Há cinco décadas, estas instituições receberam o mandato de gerir a crescente interdependência. Seu futuro reside na gestão da globalização e política
pública global.
Para ter credibilidade e eventualmente êxito, redes de politica pública
global também precisam ser incluídas num quadro jurídico internacional. Neste
particular também há mudanças em curso. A área internacional começou a
dar preferência a acordos jurídicos internacionais facultativos, ao mesmo tempo mais flexíveis e ainda abertos a partes que não sejam Estados, refletindo a
natureza mista dos que participam em redes de política pública global. Não
obstante o fato destes acordos representarem direito internacional facultativo,
o grau de observância é surpreendentemente elevado e nada impede que venham a evoluir para legislação compulsória.
É provável que se recuse uma agenda tão ambiciosa. Poderia surgir o
argumento de que a constituição de redes de política pública global transfere
poderes em excesso a instituições multilaterais e que esta transferência fere a
soberania de Estados nacionais. Esta atitude ilustra perigosa falácia encontrada com crescente freqüência em círculos políticos. Encarregar instituições multilaterais da criação de plataformas para redes de política pública global para
garantir que a globalização prossiga num caminho sustentável não leva a uma
perda de soberania. Muito pelo contrário, demonstramos que os Estados nacionais já perderam soberania e a criação de redes de política pública global representa uma maneira coletiva de recobrá-la, evitando ao mesmo tempo as
repercussões econômicas e sociais da intervenção defensiva. Outrossim, não
significa que atores locais não possam preencher relevante papel na observância e monitoramento de regras e padrões ajustados em escala global. Ao garantir que estas redes sejam baseadas em parcerias com a sociedade civil e o
setor privado, dão significado prático e orientação ao princípio freqüentemente
citado, “pensar globalmente – agir localmente”.
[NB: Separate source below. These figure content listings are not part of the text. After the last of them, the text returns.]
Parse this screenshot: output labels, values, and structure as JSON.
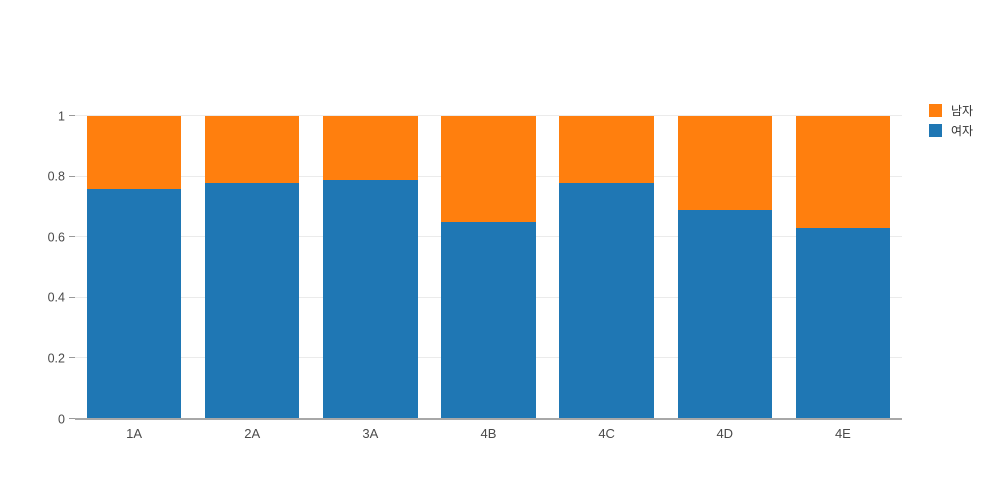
{
  "chart_data": {
    "type": "bar",
    "stacked": true,
    "normalized": true,
    "title": "",
    "xlabel": "",
    "ylabel": "",
    "categories": [
      "1A",
      "2A",
      "3A",
      "4B",
      "4C",
      "4D",
      "4E"
    ],
    "series": [
      {
        "name": "여자",
        "color": "#1f77b4",
        "values": [
          0.76,
          0.78,
          0.79,
          0.65,
          0.78,
          0.69,
          0.63
        ]
      },
      {
        "name": "남자",
        "color": "#ff7f0e",
        "values": [
          0.24,
          0.22,
          0.21,
          0.35,
          0.22,
          0.31,
          0.37
        ]
      }
    ],
    "ylim": [
      0,
      1
    ],
    "yticks": [
      "0",
      "0.2",
      "0.4",
      "0.6",
      "0.8",
      "1"
    ],
    "grid": true,
    "legend_position": "top-right",
    "legend_items": [
      {
        "label": "남자",
        "color": "#ff7f0e"
      },
      {
        "label": "여자",
        "color": "#1f77b4"
      }
    ]
  },
  "appearance": {
    "background": "#ffffff",
    "grid_color": "#ebebeb",
    "axis_line_color": "#a8a8a8",
    "tick_text_color": "#4a4a4a"
  }
}
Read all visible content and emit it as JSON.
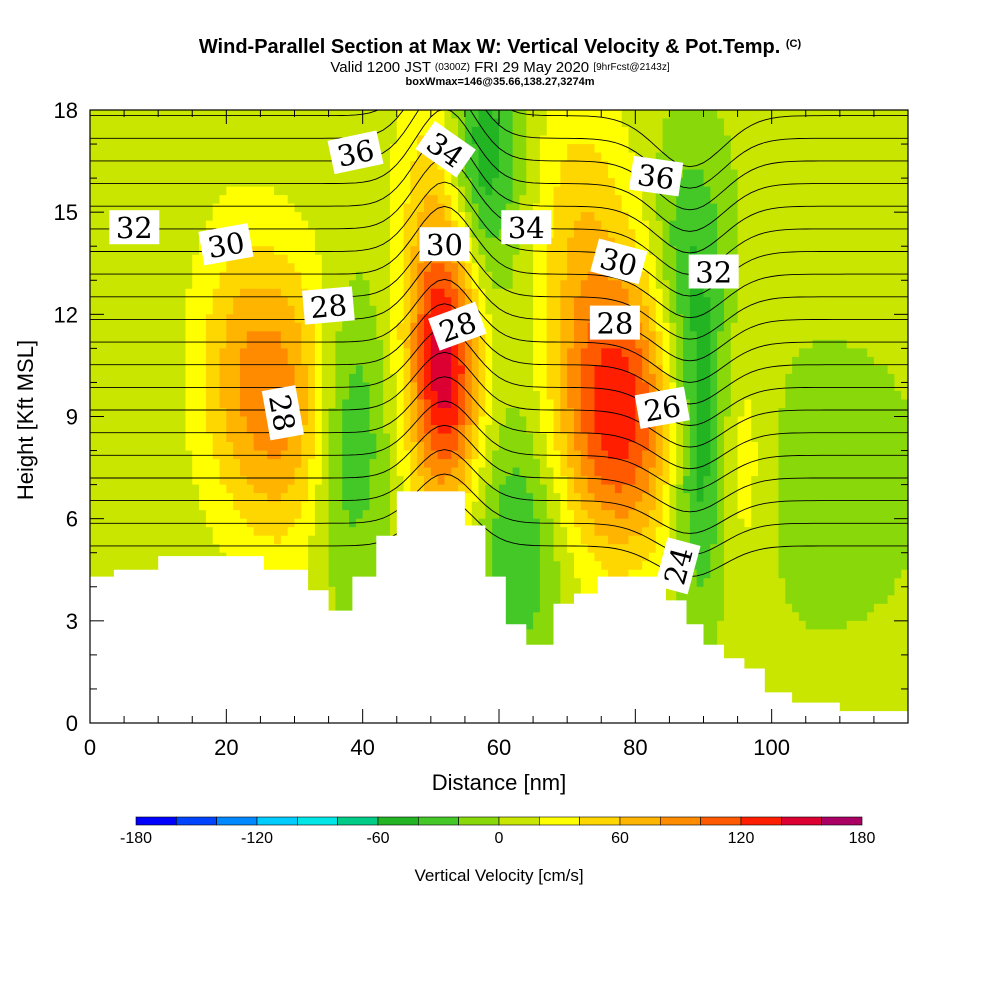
{
  "header": {
    "title": "Wind-Parallel Section at Max W: Vertical Velocity & Pot.Temp.",
    "title_mark": "(C)",
    "valid_prefix": "Valid 1200 JST",
    "valid_utc": "(0300Z)",
    "valid_date": "FRI 29 May 2020",
    "forecast_info": "[9hrFcst@2143z]",
    "box_info": "boxWmax=146@35.66,138.27,3274m"
  },
  "chart_data": {
    "type": "heatmap",
    "xlabel": "Distance [nm]",
    "ylabel": "Height [Kft MSL]",
    "xlim": [
      0,
      120
    ],
    "ylim": [
      0,
      18
    ],
    "x_ticks": [
      0,
      20,
      40,
      60,
      80,
      100
    ],
    "y_ticks": [
      0,
      3,
      6,
      9,
      12,
      15,
      18
    ],
    "colorbar": {
      "title": "Vertical Velocity [cm/s]",
      "min": -180,
      "max": 180,
      "step": 20,
      "tick_values": [
        -180,
        -120,
        -60,
        0,
        60,
        120,
        180
      ],
      "tick_labels": [
        "-180",
        "-120",
        "-60",
        "0",
        "60",
        "120",
        "180"
      ],
      "colors": [
        "#0000ff",
        "#0044ff",
        "#0088ff",
        "#00ccff",
        "#00e6e6",
        "#00cc88",
        "#22b422",
        "#44c828",
        "#88d80a",
        "#c8e600",
        "#ffff00",
        "#ffd700",
        "#ffb400",
        "#ff8c00",
        "#ff5a00",
        "#ff1e00",
        "#dc0032",
        "#aa0064",
        "#780078"
      ]
    },
    "terrain": [
      [
        0,
        4.3
      ],
      [
        3.5,
        4.3
      ],
      [
        3.5,
        4.5
      ],
      [
        10,
        4.5
      ],
      [
        10,
        4.9
      ],
      [
        22,
        4.9
      ],
      [
        22,
        4.9
      ],
      [
        25.5,
        4.9
      ],
      [
        25.5,
        4.5
      ],
      [
        32,
        4.5
      ],
      [
        32,
        3.9
      ],
      [
        35,
        3.9
      ],
      [
        35,
        3.3
      ],
      [
        38.5,
        3.3
      ],
      [
        38.5,
        4.3
      ],
      [
        42,
        4.3
      ],
      [
        42,
        5.5
      ],
      [
        45,
        5.5
      ],
      [
        45,
        6.8
      ],
      [
        55,
        6.8
      ],
      [
        55,
        5.8
      ],
      [
        58,
        5.8
      ],
      [
        58,
        4.3
      ],
      [
        61,
        4.3
      ],
      [
        61,
        2.9
      ],
      [
        64,
        2.9
      ],
      [
        64,
        2.3
      ],
      [
        68,
        2.3
      ],
      [
        68,
        3.5
      ],
      [
        71,
        3.5
      ],
      [
        71,
        3.8
      ],
      [
        74.5,
        3.8
      ],
      [
        74.5,
        4.3
      ],
      [
        84.5,
        4.3
      ],
      [
        84.5,
        3.6
      ],
      [
        87.5,
        3.6
      ],
      [
        87.5,
        2.9
      ],
      [
        90,
        2.9
      ],
      [
        90,
        2.3
      ],
      [
        93,
        2.3
      ],
      [
        93,
        1.9
      ],
      [
        96,
        1.9
      ],
      [
        96,
        1.6
      ],
      [
        99,
        1.6
      ],
      [
        99,
        0.9
      ],
      [
        103,
        0.9
      ],
      [
        103,
        0.6
      ],
      [
        110,
        0.6
      ],
      [
        110,
        0.35
      ],
      [
        120,
        0.35
      ]
    ],
    "velocity_features": [
      {
        "name": "updraft-main",
        "x": 52,
        "y": 10.5,
        "w": 37,
        "max": 146
      },
      {
        "name": "updraft-east",
        "x": 77.5,
        "y": 9.2,
        "w": 110,
        "max": 126
      },
      {
        "name": "updraft-west",
        "x": 30,
        "y": 9.2,
        "w": 80,
        "max": 72
      },
      {
        "name": "updraft-24",
        "x": 22,
        "y": 10.5,
        "w": 60,
        "max": 48
      },
      {
        "name": "updraft-93",
        "x": 94,
        "y": 7.5,
        "w": 35,
        "max": 45
      },
      {
        "name": "updraft-upper-52",
        "x": 51,
        "y": 16.5,
        "w": 40,
        "max": 40
      },
      {
        "name": "updraft-upper-72",
        "x": 72,
        "y": 15,
        "w": 60,
        "max": 38
      },
      {
        "name": "downdraft-36",
        "x": 37.5,
        "y": 8.5,
        "w": 45,
        "max": -62
      },
      {
        "name": "downdraft-63",
        "x": 63,
        "y": 5.5,
        "w": 60,
        "max": -48
      },
      {
        "name": "downdraft-90",
        "x": 90,
        "y": 7.5,
        "w": 25,
        "max": -82
      },
      {
        "name": "downdraft-57-upper",
        "x": 57,
        "y": 16.5,
        "w": 40,
        "max": -72
      },
      {
        "name": "downdraft-89-upper",
        "x": 88,
        "y": 13,
        "w": 40,
        "max": -55
      },
      {
        "name": "downdraft-far-east",
        "x": 108,
        "y": 7,
        "w": 250,
        "max": -22
      }
    ],
    "potential_temperature_contours": [
      {
        "label": "24",
        "level": 24
      },
      {
        "label": "26",
        "level": 26
      },
      {
        "label": "28",
        "level": 28
      },
      {
        "label": "30",
        "level": 30
      },
      {
        "label": "32",
        "level": 32
      },
      {
        "label": "34",
        "level": 34
      },
      {
        "label": "36",
        "level": 36
      }
    ],
    "contour_labels": [
      {
        "text": "32",
        "x": 6.5,
        "y": 14.5,
        "angle": 0
      },
      {
        "text": "30",
        "x": 20,
        "y": 14.0,
        "angle": -10
      },
      {
        "text": "36",
        "x": 39,
        "y": 16.7,
        "angle": -12
      },
      {
        "text": "34",
        "x": 52,
        "y": 16.8,
        "angle": 35
      },
      {
        "text": "30",
        "x": 52,
        "y": 14.0,
        "angle": 0
      },
      {
        "text": "34",
        "x": 64,
        "y": 14.5,
        "angle": 0
      },
      {
        "text": "36",
        "x": 83,
        "y": 16.0,
        "angle": 8
      },
      {
        "text": "30",
        "x": 77.5,
        "y": 13.5,
        "angle": 15
      },
      {
        "text": "32",
        "x": 91.5,
        "y": 13.2,
        "angle": 0
      },
      {
        "text": "28",
        "x": 35,
        "y": 12.2,
        "angle": -5
      },
      {
        "text": "28",
        "x": 54,
        "y": 11.6,
        "angle": -20
      },
      {
        "text": "28",
        "x": 77,
        "y": 11.7,
        "angle": 0
      },
      {
        "text": "28",
        "x": 28,
        "y": 9.1,
        "angle": 80
      },
      {
        "text": "26",
        "x": 84,
        "y": 9.2,
        "angle": -10
      },
      {
        "text": "24",
        "x": 86.5,
        "y": 4.6,
        "angle": -75
      }
    ]
  }
}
Outros alegariam que estabelecer e administrar estas redes será impossível diante da dificuldade de racionalizar a ajuda externa depois da Guerra Fria
e da diversidade de interesses políticos envolvidos. Entretanto, transferências
de recursos que apóiam a criação de redes de política pública e larga participação nas mesmas, para promover a estabilidade financeira internacional, prote12
ger o meio ambiente global, combater o crime transnacional e prover outros
bens públicos globais ou regionais não são, na realidade, nem “externas” nem
“ajuda”, mas sim um investimento que gera retornos compartilhados por todos.
Conclusões
Redes de política pública global não contestam a soberania interna como
princípio organizador da vida política e social; contestam, sim, sua organização
nos moldes territoriais tradicionais. Isto exige liderança política e mudança
institucional, ambos raros, embora crises como a atual exerçam um efeito positivo (temporário?) neste sentido. A construção destas redes exige ainda a
vontade e estreita cooperação de atores privados e não-governamentais de
compartilhar responsabilidade no exercício da política pública. Em particular,
será decisivo para o êxito o grau no qual a comunidade empresarial global
estiver pronta e capacitada a assumir algumas funções de política pública em
conjunto com outros atores não-estatais.
Enfim, a política pública global não é algum objetivo distante – o momento
de dar os primeiros passos práticos é agora. Há uma tendência de perceber a
globalização como algo inevitável, irreversível e até significando o fim da História. Não é o caso. A economia mundial viveu níveis similares de integração
entre 1870 e 1913, um período freqüentemente chamado de “idade de ouro” da
economia internacional. E este teve um fim diferente. Hoje, a interdependência
corre o perigo de se tornar vítima do próprio sucesso. As atuais discrepâncias
entre formas públicas e privadas de organização social não são sustentáveis.
As estratégias intervencionistas aqui delineadas não deveriam ser descartadas
como inaplicáveis. Muito pelo contrário, gozam de crescente popularidade e
entraram no mainstream do debate político. Mais do que isso, estamos apenas
começando a compreender as implicações de mais longo prazo da crise financeira global. É previsível que acabem por intensificar o receio generalizado a
respeito da globalização na Ásia e outras partes do mundo.